Cosa diceva il Bardo e cosa dice oggi il regista? È un mostro, non un uomo o una donna soltanto, “è un mostro dentro di noi”. La gelosia, cioè l’amore e la gelosia, la miscellanea impietosa, il gorgo sempre acceso, che non è cambiato nei secoli, che ieri come oggi orribilmente massacra. Al punto che le donne in sala di fronte alle scene più tragiche erano strette nei loro scialli, o abbracciate ai compagni, o sgomente, qualcuna ha urlato un piccolo “no”, perché l’opera è anche storia di fendenti, di coltelli e punizione. Per “un fazzoletto”, il fazzoletto che Otello ha regalato a Desdemona come patto d’amore e che l’amata e venerata consorte ha smarrito, ritrovato da Iago tra le mani del rivale Cassio, il giovane sospettato.
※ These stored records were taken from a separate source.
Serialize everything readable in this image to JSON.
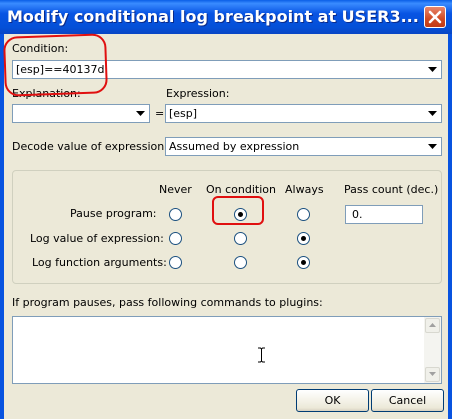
{
  "window": {
    "title": "Modify conditional log breakpoint at USER3...",
    "close_label": "close"
  },
  "condition": {
    "label": "Condition:",
    "value": "[esp]==40137d"
  },
  "explanation": {
    "label": "Explanation:",
    "value": ""
  },
  "equals_sign": "=",
  "expression": {
    "label": "Expression:",
    "value": "[esp]"
  },
  "decode": {
    "label": "Decode value of expression as:",
    "value": "Assumed by expression"
  },
  "grid": {
    "columns": [
      "Never",
      "On condition",
      "Always",
      "Pass count (dec.)"
    ],
    "rows": [
      {
        "label": "Pause program:",
        "selected": "On condition"
      },
      {
        "label": "Log value of expression:",
        "selected": "Always"
      },
      {
        "label": "Log function arguments:",
        "selected": "Always"
      }
    ],
    "pass_count": "0."
  },
  "plugins": {
    "label": "If program pauses, pass following commands to plugins:",
    "value": ""
  },
  "buttons": {
    "ok": "OK",
    "cancel": "Cancel"
  },
  "icons": {
    "close": "close-x-icon",
    "dropdown": "chevron-down-icon",
    "scroll_up": "triangle-up-icon",
    "scroll_down": "triangle-down-icon",
    "cursor": "text-ibeam-icon"
  },
  "colors": {
    "titlebar": "#0854e3",
    "dialog_bg": "#ece9d8",
    "annotation": "#e01010",
    "close_button": "#d04a23"
  }
}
Nell’opera di Shakespeare nessuno ha tradito, nessuno ha violato, nessuno è colpevole e Carniti mantiene la trama, la pudicizia in alto, ma l’orrore no. L’orrore che pervade la sala all’aperto, ieri sera sotto una luna straordinariamente piena e vigile, anche lei partecipe nella notte dei sentimenti e delle pene, è diventato sempre più enorme, implacabile, gigantesco e reale. Perché abbiamo ideologizzato il male, lo abbiamo politicizzato, abbiamo cercato di spiegarlo e punirlo, in tutti questi secoli di chiesa e stato, di amore e peccato, ma non abbiamo capito che amore e sangue sono un destino rovesciato della tragedia della vita. Non c’è via d’uscita? Marco Carniti tenta, ovvio, una soluzione. Come avrebbe potuto restare indifferente al lungo elenco di nomi di vittime dei nostri giorni? E osservando il suo “Otello” intuisce che “solo la ragione sconfigge la follia”. L’amore conduce alla follia, ma la ragione può salvare.